Toolchain components:

• binutils: umbrella feature request. I have sent a patch
• addr2line: symbolization needs to decompress debug sections
• dwp: decompress compressed .dwo
• gas: compress debug sections
• ld: decompress compressed input sections and compress output debug sections
• gold: similar to ld
• nm: --line-numbers uses debug information
• objcopy: --decompress-debug-sections and --compress-debug-sections=zstd
• objdump: --dwarf decompresses compressed debug sections
• readelf: --decompress decompresses a compressed section
• gdb
• decompress compressed debug sections in executables, shared objects, separate debug files, and .dwo files. Feature request
• MiniDebugInfo section .gnu_debugdata is compressed with xz. zstd feature request
• GCC: -gz=zstd feature request
• llvm-project: all implemented as of 2022-09 (milestone: 16.0.0). The default LLVM_ENABLE_ZSTD=on needs a CMake config file to take effects.
• Clang: compress .o and (if split DWARF is enabled) .dwo with level 5
• llvm-objcopy: --decompress-debug-sections and --compress-debug-sections=zstd (level 5). Implemented in D130458 (ELFCLASS64) and D134385 (ELFCLASS32)
• ld.lld: decompress ELFCOMPRESS_ZSTD input sections (D129406) and compress output debug sections with level 3 (D133548, D133679)
• llvm-dwarfdump: use LLVMObject API to decompress ELFCOMPRESS_ZSTD input sections (D134116)
• llvm-dwp: use LLVMObject API
• llvm-symbolizer: use LLVMObject API
• lldb: use LLVMObject API
• elfutils: feature request
• mold: implemented in 2022-09

Other languages:

Other utilities:

• bloaty: its -d compileunits parses DWARF. Feature request
• dwz

On the llvm-project side, there was a lot of debate on how the API should look like. This week we (Cole Kissane, David Blaikie, I) reached an agreement that the free function style compression API was acceptable. I have pushed some changes and llvm-objcopy --compress-debug-sections=zstd, clang -gz=std, ld.lld --compress-debug-sections=zstd are available now.

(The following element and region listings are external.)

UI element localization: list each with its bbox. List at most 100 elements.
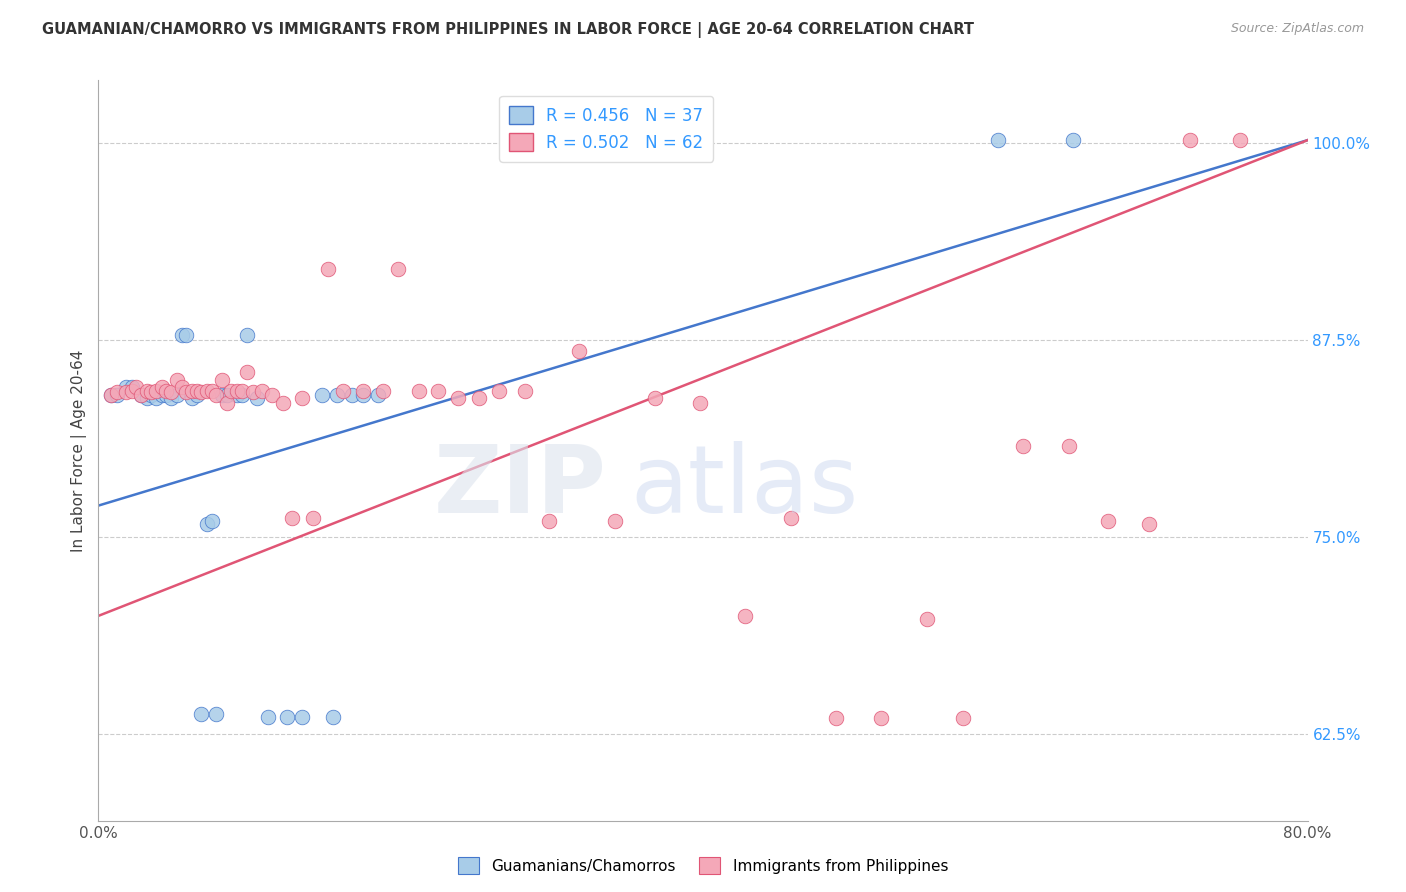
Legend: R = 0.456   N = 37, R = 0.502   N = 62: R = 0.456 N = 37, R = 0.502 N = 62 bbox=[499, 96, 713, 161]
Point bbox=[326, 388, 349, 402]
Point bbox=[262, 388, 284, 402]
Point bbox=[311, 388, 333, 402]
Point bbox=[987, 133, 1010, 147]
Point bbox=[186, 388, 208, 402]
Point bbox=[1057, 439, 1080, 453]
Point bbox=[105, 388, 128, 402]
Point bbox=[174, 385, 197, 400]
Point bbox=[387, 262, 409, 277]
Point bbox=[915, 612, 938, 626]
Point bbox=[242, 385, 264, 400]
Point bbox=[605, 514, 627, 528]
Point bbox=[408, 384, 430, 398]
Point bbox=[281, 511, 304, 525]
Point bbox=[100, 388, 122, 402]
Point bbox=[1062, 133, 1084, 147]
Point bbox=[1229, 133, 1251, 147]
Point bbox=[689, 396, 711, 410]
Point bbox=[352, 384, 374, 398]
Point bbox=[825, 711, 848, 725]
Point bbox=[371, 384, 394, 398]
Point bbox=[201, 514, 224, 528]
Point bbox=[1012, 439, 1035, 453]
Point bbox=[105, 385, 128, 400]
Point bbox=[342, 388, 364, 402]
Point bbox=[129, 388, 152, 402]
Point bbox=[870, 711, 893, 725]
Point bbox=[135, 392, 157, 406]
Y-axis label: In Labor Force | Age 20-64: In Labor Force | Age 20-64 bbox=[72, 350, 87, 551]
Point bbox=[174, 328, 197, 343]
Point bbox=[205, 706, 228, 721]
Point bbox=[121, 380, 143, 394]
Point bbox=[190, 706, 212, 721]
Point bbox=[352, 388, 374, 402]
Point bbox=[150, 380, 173, 394]
Point bbox=[195, 517, 218, 532]
Point bbox=[952, 711, 974, 725]
Point bbox=[186, 384, 208, 398]
Point bbox=[1137, 517, 1160, 532]
Point bbox=[734, 608, 756, 623]
Point bbox=[160, 385, 183, 400]
Point bbox=[1097, 514, 1119, 528]
Point bbox=[427, 384, 450, 398]
Point bbox=[644, 392, 666, 406]
Point bbox=[121, 384, 143, 398]
Point bbox=[246, 392, 269, 406]
Point bbox=[447, 392, 470, 406]
Point bbox=[513, 384, 536, 398]
Text: atlas: atlas bbox=[630, 442, 859, 533]
Point bbox=[145, 392, 167, 406]
Point bbox=[166, 388, 188, 402]
Point bbox=[195, 384, 218, 398]
Text: GUAMANIAN/CHAMORRO VS IMMIGRANTS FROM PHILIPPINES IN LABOR FORCE | AGE 20-64 COR: GUAMANIAN/CHAMORRO VS IMMIGRANTS FROM PH… bbox=[42, 22, 974, 38]
Point bbox=[235, 365, 257, 379]
Point bbox=[221, 384, 243, 398]
Point bbox=[211, 373, 233, 387]
Point bbox=[568, 344, 591, 359]
Point bbox=[250, 384, 273, 398]
Legend: Guamanians/Chamorros, Immigrants from Philippines: Guamanians/Chamorros, Immigrants from Ph… bbox=[451, 851, 955, 880]
Point bbox=[215, 388, 238, 402]
Point bbox=[215, 396, 238, 410]
Point bbox=[231, 384, 253, 398]
Point bbox=[155, 388, 177, 402]
Point bbox=[129, 388, 152, 402]
Point bbox=[114, 380, 136, 394]
Text: Source: ZipAtlas.com: Source: ZipAtlas.com bbox=[1230, 22, 1364, 36]
Point bbox=[170, 380, 193, 394]
Point bbox=[190, 385, 212, 400]
Point bbox=[332, 384, 354, 398]
Point bbox=[367, 388, 389, 402]
Point bbox=[226, 384, 249, 398]
Point bbox=[205, 388, 228, 402]
Point bbox=[226, 388, 249, 402]
Point bbox=[231, 388, 253, 402]
Point bbox=[201, 384, 224, 398]
Point bbox=[537, 514, 560, 528]
Point bbox=[322, 709, 344, 723]
Point bbox=[114, 385, 136, 400]
Point bbox=[166, 373, 188, 387]
Point bbox=[276, 709, 298, 723]
Point bbox=[135, 384, 157, 398]
Point bbox=[181, 384, 204, 398]
Point bbox=[271, 396, 294, 410]
Point bbox=[145, 384, 167, 398]
Point bbox=[779, 511, 801, 525]
Point bbox=[150, 388, 173, 402]
Point bbox=[291, 709, 314, 723]
Point bbox=[316, 262, 339, 277]
Point bbox=[211, 388, 233, 402]
Point bbox=[125, 380, 148, 394]
Point bbox=[155, 384, 177, 398]
Point bbox=[100, 388, 122, 402]
Point bbox=[488, 384, 510, 398]
Point bbox=[302, 511, 325, 525]
Point bbox=[181, 392, 204, 406]
Point bbox=[141, 388, 163, 402]
Point bbox=[170, 328, 193, 343]
Point bbox=[291, 392, 314, 406]
Point bbox=[468, 392, 491, 406]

ELFCOMPRESS_ZSTD (2) can be identified by the first 4 bytes. In a little-endian object file, it displays as 02000000.

If llvm-objcopy is built with zstd support, use --decompress-debug-sections to decompress an object file:

On the llvm-project side we should reach full feature readiness soon, after Cole's lldb patch is merged.

It would be nice that someone picks up the work items on the GNU side so that many Linux distributions can start investigating the adoption of zstd compressed debug sections.

## Appendix

Recently I have redone the experiment. I have a -DCMAKE_BUILD_TYPE=Debug -DLLVM_TARGETS_TO_BUILD=all build of trunk clang. The 3 largest DWARF v5 debug sections are .debug_info, .debug_str, and .debug_line.

ninja -t commands bin/clang dumps the compiler driver command which links the executable. Invoke the command with -fuse-ld=lld -Wl,--prproduce=/tmp/clang-debug.tar to get a tarball. Use llvm-objcopy --dump-section to extract a section.

I have tried brotli, bzip2, gzip, lz4, lzo, pigz, xz, zstd, and manually verified that zstd is the best considering compression speed, decompression speed, and compression ratio. Figuring out API for all these libraries will be inconvenient. So I take a shortcut: install these compression utilities with the package manager and hope that they use similar compiler driver options and the comparison is relative fair.

Here are some results:

When compressing debug sections, zstd and brotli are significantly better than the other choices. zstd slightly outperforms brotli in compression speed and compression ratio while being much fast at decompression.

xz -3 has a great compression ratio (higher levels are too slow). zstd and brotli with higher levels are extremely slow and can hardly achieve the xz compression ratio, but their decompression speed may compensate for that.

zlib (used by pigz) and bzip2 look pretty bad.

For zstd, the built-in parallel compression support is a plus.